Author: Stephanie Scott

ISBN: 9780385544702

Pages: 331 | Price: $26.95

Release Date: 4/21/2020

Publisher: Doubleday

Learn more about the book and its author at: stephaniescottauthor.com

Sometimes you read a piece of passion-related crime and wonder what motivated the incident. What were the stories leading up to the crime? What emotions were involved? Why?

The most compelling part of the What’s Left of Me is Yours is a note from the editor, Margo Shickmanter. She shares how she heard about an international story, a passion of crime. Ten years later, this manuscript takes that story and explores all the dimension of the love triangle.

Summary | Betrayal, love, and the price we pay for the lies we tell: all are at the center of Stephanie Scott’s gripping debut novel. Set in modern-day Tokyo and inspired by a true crime that captured the world’s attention in 2010, this tale of love and murder is based on nine years of intricate research.

Scott brilliantly provides a bird’s-eye view of the “wakaresaseya” (literally “breaker-upper”) industry, and interviewed defense attorneys, police officers, families, and anthropologists in order to leave no stone unturned in her portrayal of contemporary Japan. This novel follows a young woman’s search for the truth about her mother’s life — and the affair that shattered a family.

The story line is haunting. A daughter attempts to learn more about her mother by understanding how the events ended up so tragic. It’s also incomprehensible that an industry called “wakaresaseya” is striking as something to break up marriages.

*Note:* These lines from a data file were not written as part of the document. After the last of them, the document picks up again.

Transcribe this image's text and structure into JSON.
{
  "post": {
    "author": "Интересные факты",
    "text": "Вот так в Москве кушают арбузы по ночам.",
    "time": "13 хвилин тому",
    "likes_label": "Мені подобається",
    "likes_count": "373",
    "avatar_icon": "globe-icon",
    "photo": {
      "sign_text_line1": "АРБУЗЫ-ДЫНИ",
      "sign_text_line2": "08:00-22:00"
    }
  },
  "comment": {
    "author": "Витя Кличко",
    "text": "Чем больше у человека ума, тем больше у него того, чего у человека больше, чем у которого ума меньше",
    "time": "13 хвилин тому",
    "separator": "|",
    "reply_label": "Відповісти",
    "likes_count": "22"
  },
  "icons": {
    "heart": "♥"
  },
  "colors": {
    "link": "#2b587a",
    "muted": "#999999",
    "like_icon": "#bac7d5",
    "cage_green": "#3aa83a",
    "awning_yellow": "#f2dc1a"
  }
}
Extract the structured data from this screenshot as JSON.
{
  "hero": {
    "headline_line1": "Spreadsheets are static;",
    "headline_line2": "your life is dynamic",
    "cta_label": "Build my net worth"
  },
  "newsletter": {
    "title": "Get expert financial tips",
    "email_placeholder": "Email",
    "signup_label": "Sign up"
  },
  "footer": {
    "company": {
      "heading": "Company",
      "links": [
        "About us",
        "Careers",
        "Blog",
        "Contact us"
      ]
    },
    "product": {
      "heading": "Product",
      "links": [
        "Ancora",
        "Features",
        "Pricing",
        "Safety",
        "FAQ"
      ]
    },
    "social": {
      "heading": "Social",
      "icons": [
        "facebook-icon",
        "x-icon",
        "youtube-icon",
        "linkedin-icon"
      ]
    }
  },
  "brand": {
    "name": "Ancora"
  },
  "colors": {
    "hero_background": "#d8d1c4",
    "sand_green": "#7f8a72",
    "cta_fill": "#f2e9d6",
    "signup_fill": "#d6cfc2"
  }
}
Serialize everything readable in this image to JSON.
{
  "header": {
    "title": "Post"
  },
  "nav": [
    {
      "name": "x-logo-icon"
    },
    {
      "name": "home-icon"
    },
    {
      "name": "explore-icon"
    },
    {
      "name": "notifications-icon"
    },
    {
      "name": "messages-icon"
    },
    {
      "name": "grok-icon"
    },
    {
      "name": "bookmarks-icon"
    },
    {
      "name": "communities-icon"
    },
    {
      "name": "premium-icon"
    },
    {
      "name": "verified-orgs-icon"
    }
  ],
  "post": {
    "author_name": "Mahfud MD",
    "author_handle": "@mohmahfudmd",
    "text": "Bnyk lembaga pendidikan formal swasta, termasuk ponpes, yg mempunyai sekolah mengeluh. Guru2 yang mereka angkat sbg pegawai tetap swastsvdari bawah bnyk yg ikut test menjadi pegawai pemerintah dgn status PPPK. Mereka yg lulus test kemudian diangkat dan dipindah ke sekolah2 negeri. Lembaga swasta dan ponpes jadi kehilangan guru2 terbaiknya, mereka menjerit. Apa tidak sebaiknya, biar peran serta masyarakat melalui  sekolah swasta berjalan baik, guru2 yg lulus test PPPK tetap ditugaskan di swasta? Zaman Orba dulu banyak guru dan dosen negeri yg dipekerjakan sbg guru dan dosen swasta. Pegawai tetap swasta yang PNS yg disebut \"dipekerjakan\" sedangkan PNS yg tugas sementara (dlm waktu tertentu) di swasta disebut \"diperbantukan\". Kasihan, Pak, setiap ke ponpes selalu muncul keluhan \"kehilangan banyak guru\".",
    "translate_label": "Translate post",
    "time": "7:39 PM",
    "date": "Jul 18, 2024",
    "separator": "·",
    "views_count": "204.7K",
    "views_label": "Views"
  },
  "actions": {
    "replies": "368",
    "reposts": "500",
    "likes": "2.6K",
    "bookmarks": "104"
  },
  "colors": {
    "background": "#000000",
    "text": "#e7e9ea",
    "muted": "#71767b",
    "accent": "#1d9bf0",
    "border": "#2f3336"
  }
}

While the book length of more than 300 pages is a little daunting, it’s hard to put down. Avid readers will race through the book to find out the ending. It is an emotional book, filled with sadness, nostalgia and even a little anger as hope is crushed at the end.

Author | Stephanie Scott is a Singaporean-British writer who was born and raised in Southeast Asia. She read English literature at the Universities of York and Cambridge and holds an Master of Studies in creative writing from Oxford University. She was awarded a British Association of Japanese Studies Toshiba Studentship for her anthropological work on What’s Left of Me Is Yours and has been made a member of the British Japanese Law Association as a result of her research. She has won the A. M. Health Prize and the Jerwood/Arvon Price for Literature; this is her first novel.